No special reason but I felt like drawing Sam Manson. I woke up with this mental image in my head and wanted to draw it. I wanted to try to capture the vibe of sitting at the back of the bleachers and trying to tune out another mandatory pep rally while writing or drawing in your journal. Trying to capture the look of the 2000s emo kid crowd. As I inch closer to 30 I find myself increasingly nostalgic for the comforting familiar aesthetics of being an edgy introverted art kid in the noughties. I gave her a more realistic body, making her slightly chubby and frumpy looking like most teenagers who are still growing and filling out and learning how to dress themselves.
Looking back on Danny Phantom as an adult, I can't help feeling frustrated by Sam's character's missed potential. I remember loving her as a kid because she was one of the few characters I could see some aspect of myself in. That being said, she was written by very out-of-touch middle-aged men who clearly didn't understand the things the subculture Sam represented actually cared about.

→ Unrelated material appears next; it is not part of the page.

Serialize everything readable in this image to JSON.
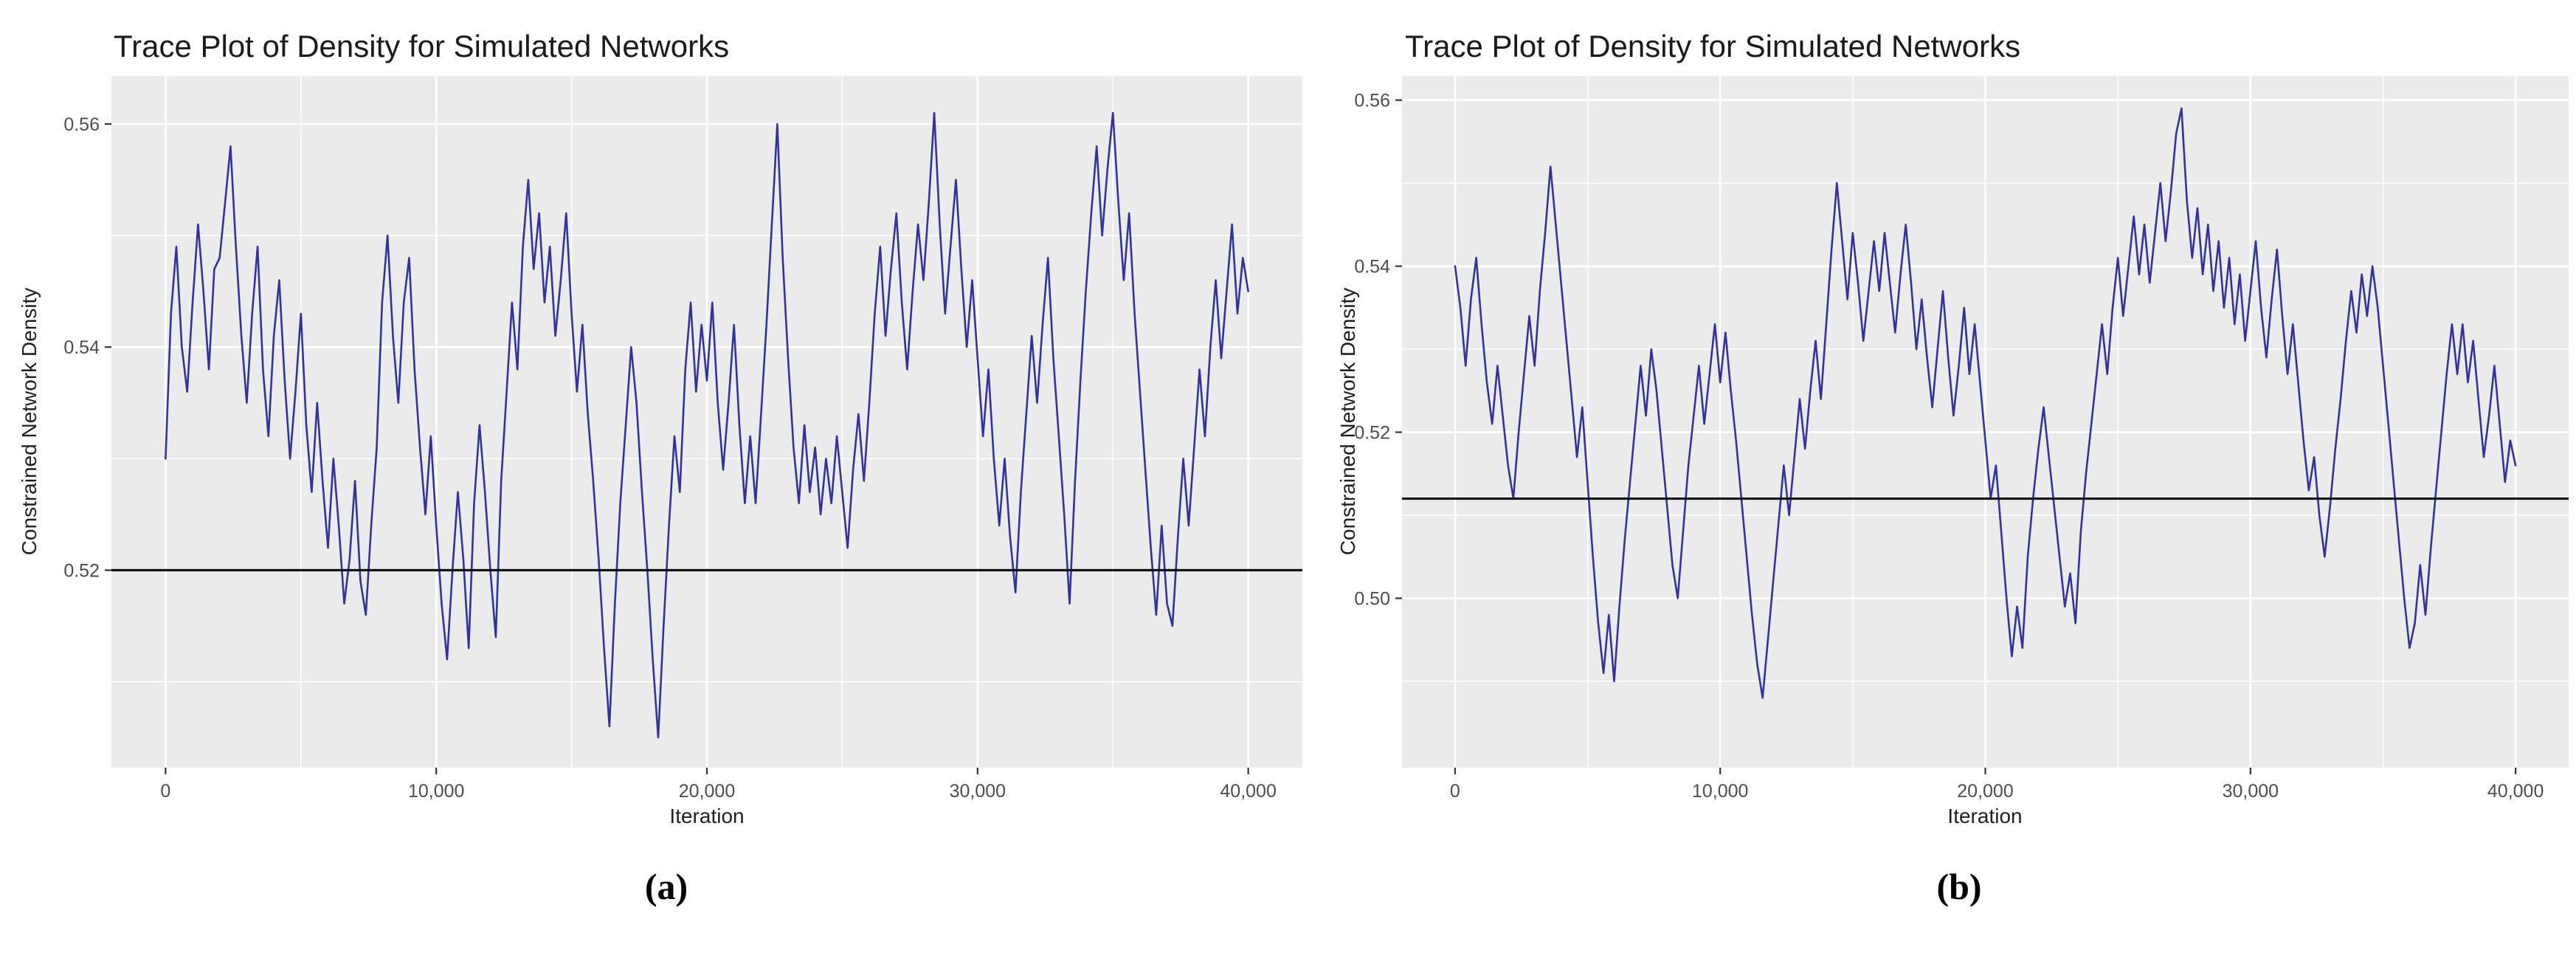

If I were to rewrite Danny Phantom I'd call her a vegan because that's an actual real label that means something. I'd probably call her an anarchist. I'd have her say insightful things about the politics she claims to care about instead of making all her dialogue shallow and performative. Even if sometimes her politics were still naive or half-formed because she's young. I'd make her a queer ally instead of threatening to blackmail her male friends with a picture of them cuddling. I'd make her home life a struggle. Either make her family more toxic or just give her a struggling working-class family or maybe both. Most goth/emo kids I knew growing up had good reason to be depressed, disaffected, and rebellious. We were going through shit. Genuine real problems the adults around us didn't care about.